The collective work represented in this session responds to reports that the United States’ competitive advantage lies in its role as a technological innovation leader and to proposals that individual interest in innovation should be fostered early to avoid stereotypes and other impediments to entering the innovation pipeline. Unfortunately, young children, especially those from culturally and linguistically diverse backgrounds, often miss learning opportunities in which their curiosity about the natural and human-made world could serve as leverage to improve their school readiness, transition to school, motivation to engage with STEM, and future achievement. A major challenge to improving the STEM educational offerings for all young children, however, is that STEM does not occur in U.S. preschools in any substantial way.

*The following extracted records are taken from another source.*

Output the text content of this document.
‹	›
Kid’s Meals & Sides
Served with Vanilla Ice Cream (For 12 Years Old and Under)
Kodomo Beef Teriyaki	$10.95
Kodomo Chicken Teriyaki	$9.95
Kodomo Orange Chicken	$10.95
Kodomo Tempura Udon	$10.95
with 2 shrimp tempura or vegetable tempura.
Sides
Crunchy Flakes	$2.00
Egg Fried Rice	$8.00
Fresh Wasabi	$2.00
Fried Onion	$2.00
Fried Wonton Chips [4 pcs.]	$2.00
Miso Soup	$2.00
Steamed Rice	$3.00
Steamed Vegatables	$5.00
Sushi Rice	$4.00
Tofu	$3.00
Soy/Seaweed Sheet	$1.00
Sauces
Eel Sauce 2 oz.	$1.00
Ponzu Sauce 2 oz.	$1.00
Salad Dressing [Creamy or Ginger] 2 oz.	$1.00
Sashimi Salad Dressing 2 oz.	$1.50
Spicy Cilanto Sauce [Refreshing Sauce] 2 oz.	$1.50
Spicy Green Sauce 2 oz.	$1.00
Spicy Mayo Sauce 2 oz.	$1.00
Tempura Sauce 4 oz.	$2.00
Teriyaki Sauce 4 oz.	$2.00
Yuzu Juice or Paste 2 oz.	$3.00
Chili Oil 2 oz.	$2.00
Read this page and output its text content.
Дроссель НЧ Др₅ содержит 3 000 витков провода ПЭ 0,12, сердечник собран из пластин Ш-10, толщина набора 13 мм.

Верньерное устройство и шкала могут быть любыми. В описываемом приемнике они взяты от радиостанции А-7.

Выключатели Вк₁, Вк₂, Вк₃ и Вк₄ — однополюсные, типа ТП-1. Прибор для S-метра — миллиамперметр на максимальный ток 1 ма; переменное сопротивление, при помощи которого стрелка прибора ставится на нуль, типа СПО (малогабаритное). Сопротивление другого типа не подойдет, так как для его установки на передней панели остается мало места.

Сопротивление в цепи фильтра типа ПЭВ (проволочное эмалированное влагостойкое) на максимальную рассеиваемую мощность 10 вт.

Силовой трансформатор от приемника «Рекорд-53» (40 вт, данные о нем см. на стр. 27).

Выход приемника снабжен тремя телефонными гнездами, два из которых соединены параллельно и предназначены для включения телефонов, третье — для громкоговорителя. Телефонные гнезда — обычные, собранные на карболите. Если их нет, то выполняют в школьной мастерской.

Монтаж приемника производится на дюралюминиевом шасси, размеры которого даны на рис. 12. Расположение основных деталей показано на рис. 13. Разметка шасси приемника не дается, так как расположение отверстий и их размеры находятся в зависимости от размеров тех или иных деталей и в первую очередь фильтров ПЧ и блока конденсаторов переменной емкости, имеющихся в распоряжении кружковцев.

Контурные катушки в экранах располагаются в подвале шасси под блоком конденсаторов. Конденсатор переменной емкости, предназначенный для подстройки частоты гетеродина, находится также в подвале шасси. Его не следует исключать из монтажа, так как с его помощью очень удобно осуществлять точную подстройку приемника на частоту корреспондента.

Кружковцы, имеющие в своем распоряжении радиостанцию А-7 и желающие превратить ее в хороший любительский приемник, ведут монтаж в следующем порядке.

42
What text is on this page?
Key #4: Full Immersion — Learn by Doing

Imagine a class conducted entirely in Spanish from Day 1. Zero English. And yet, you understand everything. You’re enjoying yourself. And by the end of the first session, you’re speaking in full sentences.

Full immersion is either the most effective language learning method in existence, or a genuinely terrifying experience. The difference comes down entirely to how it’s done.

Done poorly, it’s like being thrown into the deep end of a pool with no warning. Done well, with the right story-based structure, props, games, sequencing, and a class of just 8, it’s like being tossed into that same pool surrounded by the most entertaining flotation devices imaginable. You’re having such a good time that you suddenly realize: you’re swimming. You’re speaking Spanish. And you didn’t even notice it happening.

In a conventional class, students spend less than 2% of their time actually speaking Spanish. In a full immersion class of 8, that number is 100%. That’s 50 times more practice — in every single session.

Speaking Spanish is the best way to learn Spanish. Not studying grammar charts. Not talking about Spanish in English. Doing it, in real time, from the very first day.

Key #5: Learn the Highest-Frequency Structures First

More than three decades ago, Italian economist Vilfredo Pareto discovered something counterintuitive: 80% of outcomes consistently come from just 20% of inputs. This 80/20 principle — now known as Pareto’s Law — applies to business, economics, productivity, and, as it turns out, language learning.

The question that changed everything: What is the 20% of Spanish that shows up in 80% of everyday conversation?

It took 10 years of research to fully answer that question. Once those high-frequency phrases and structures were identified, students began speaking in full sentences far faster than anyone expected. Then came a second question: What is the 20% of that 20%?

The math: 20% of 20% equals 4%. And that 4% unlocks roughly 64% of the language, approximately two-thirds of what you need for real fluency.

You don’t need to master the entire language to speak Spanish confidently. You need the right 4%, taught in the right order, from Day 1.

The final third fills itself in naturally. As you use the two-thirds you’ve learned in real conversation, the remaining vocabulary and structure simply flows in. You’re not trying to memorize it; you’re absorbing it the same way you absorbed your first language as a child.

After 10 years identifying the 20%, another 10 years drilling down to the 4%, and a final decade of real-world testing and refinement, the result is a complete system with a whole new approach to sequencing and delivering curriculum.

This session features a poster symposium that brings together critical expertise about how to provide teachers with supports for motivating children’s engagement with STEM in and out of the classroom and how to develop curricula that extend children’s natural curiosity and build purposefully on their informal STEM learning experiences. In the time allotted, participants visit six posters and discuss with the authors informally, followed by a discussant response and a substantial Q & A period between the audience and the project leaders. The discussant provides an overview of common themes across the posters and considers implications regarding curriculum and professional development approaches promoting the STEM learning of diverse groups of students served by preschools across our nation.